At bench trial last July, Ripplinger said chief Jason Blackmon decided to go from three assistant chiefs to two, and their hours went from 24 on and 72 off to 32 on and 64 off. 

“A salaried employee would just have to bite the bullet and do that,” Katz said, according to trial transcript. 

Ripplinger agreed and said that a salaried employee would have to do that or quit. 

He moved to bar all defense witnesses for failure to answer interrogatories. 

City counsel C.J. Baricevic said, “I’m not excusing the file that we have.” 

His firm replaced Clayborne, Sabo, and Wagner as city counsel in 2017. 

“We don’t know what was disclosed and what wasn’t,” Baricevic said. “I’ve attempted to resolve that and we couldn’t.” 

Katz told him, “I can’t penalize the plaintiff because of what’s going on with the representation of the defendant.” 

She said she would bar anyone Ripplinger hadn’t deposed. 

Clossen took the stand and estimated that administrative tasks took four to five hours in a shift. 

“There might be days that I didn’t spend any time in the office, that we were out on fires all day, all night,” he said. 

Ripplinger asked if he was first on the scene, and he said many times. 

“We were so shorthanded - we had closed a firehouse – that we was actually required to go to the closed firehouse, pick up the aerial apparatus,” Clossen said. 

“I helped load hose or I’d handle hose lines or, you know, go in. There was a few times I had to go in and help bring out bodies.” 

He said he jump-started apparatus and changed tires. He said he slept in the closed firehouse, “because they would break in and steal stuff out of it and everything else.” 

He read records showing 259 structure fires in 2010, 259 in 2011, and 244 in 2012. 

“We were on some six, eight, ten hours depending on the size of the building, and some of them even went into the next shift,” Clossen said. 

Ripplinger asked if he participated in every extraction in his shift, and he said yes, which could take between one to three hours. 

Clossen read records showing the department performed 39 extrications in 2011, 32 in 2012, and 25 in 2013.

He also records showing 120 vehicle fires in 2010, 113 in 2011, 100 in 2012, and 90 in 2013. He said he went to 90 percent of them, and they took about an hour. 

He read records showing 325 other fires in 2010, 325 in 2011, 495 in 2012, and 302 in 2013. 

He also said there might be daily weed fires in summer. 

“Some of them we were out there five and six hours,” he said. 

Ripplinger asked about explosions and ruptures. 

Clossen said, “We had a facility down there that exploded. We had ruptures down there at the old hospital. We had spills.” 

Ripplinger asked if that included toxic substances, and he said yes. 

Clossen read records showing 30 rescues in 2010, 40 in 2011, 36 in 2012, and 33 in 2013. 

He said he assisted on them all the time because he was trained in rescue. 

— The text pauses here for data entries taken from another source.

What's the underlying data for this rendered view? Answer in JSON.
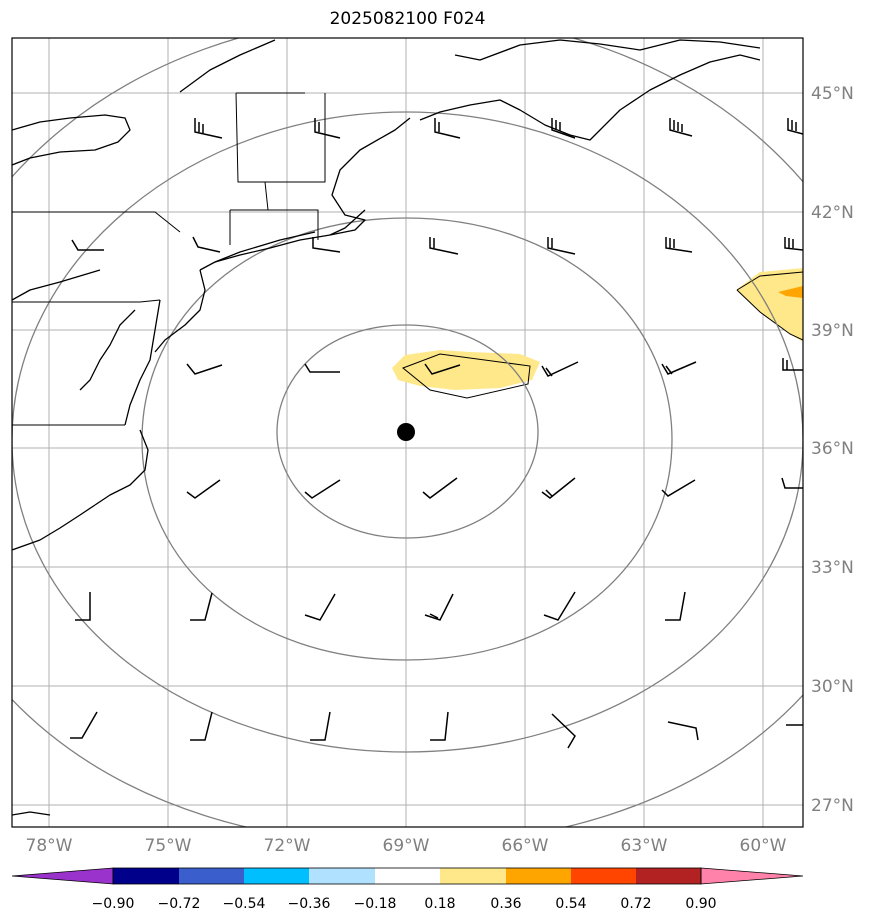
{
  "title": "2025082100 F024",
  "map": {
    "lat_labels": [
      "45°N",
      "42°N",
      "39°N",
      "36°N",
      "33°N",
      "30°N",
      "27°N"
    ],
    "lon_labels": [
      "78°W",
      "75°W",
      "72°W",
      "69°W",
      "66°W",
      "63°W",
      "60°W"
    ],
    "center_marker": "storm-center-dot",
    "colors": {
      "gridline": "#b0b0b0",
      "range_ring": "#808080",
      "coastline": "#000000",
      "positive_low": "#ffe88a",
      "positive_mid": "#ffa500"
    }
  },
  "colorbar": {
    "tick_labels": [
      "−0.90",
      "−0.72",
      "−0.54",
      "−0.36",
      "−0.18",
      "0.18",
      "0.36",
      "0.54",
      "0.72",
      "0.90"
    ],
    "colors": [
      "#9933cc",
      "#00008b",
      "#3a5fcd",
      "#00bfff",
      "#b0e2ff",
      "#ffffff",
      "#ffe88a",
      "#ffa500",
      "#ff4500",
      "#b22222",
      "#ff82ab"
    ]
  }
}
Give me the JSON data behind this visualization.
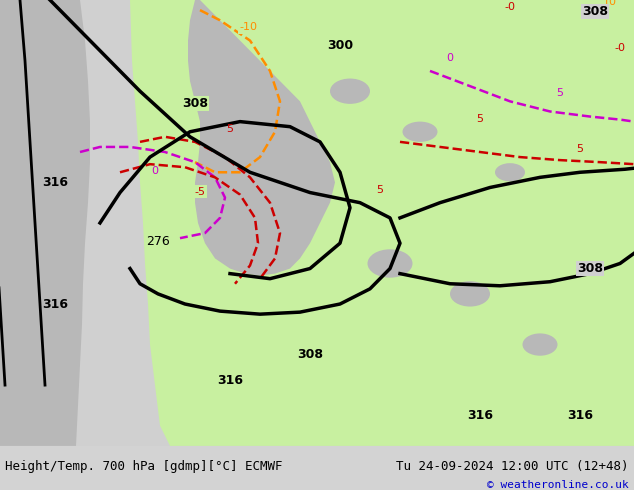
{
  "title_left": "Height/Temp. 700 hPa [gdmp][°C] ECMWF",
  "title_right": "Tu 24-09-2024 12:00 UTC (12+48)",
  "copyright": "© weatheronline.co.uk",
  "bg_color": "#d3d3d3",
  "map_bg_color": "#f0f0f0",
  "land_green_color": "#c8f0a0",
  "land_gray_color": "#b8b8b8",
  "fig_width": 6.34,
  "fig_height": 4.9,
  "dpi": 100,
  "bottom_bar_color": "#e8e8e8",
  "font_size_title": 9,
  "font_size_copyright": 8
}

He read records showing 110 hazardous conditions in 2010, 92 in 2011, 95 in 2012, and 52 in 2013.

Ripplinger asked what that meant and he said gas leaks, propane leaks, a truck with hazardous materials that overturned, and train derailments. 

Katz ruled in Clossen’s favor in November, finding he spent less than 50 percent of his time doing administrative or executive work. 

She calculated damages of 44 hours every pay period at the regular rate of $36.96 an hour, plus overtime at $55.44 an hour for 12 hours per pay period. She set the total at $135,199.68. 

Clossen was awarded interest per statute at two percent a month, totaling $160,073.28, and $41,247.36 as liquidated damages. 

But, Katz found Clossen failed to prove that Parks, Hudson, or current mayor Emeka Jackson-Hicks knowingly permitted the city to violate state wage law. 

In her fee order, Katz wrote that East St. Louis stipulated that a third was a reasonable fee for Ripplinger.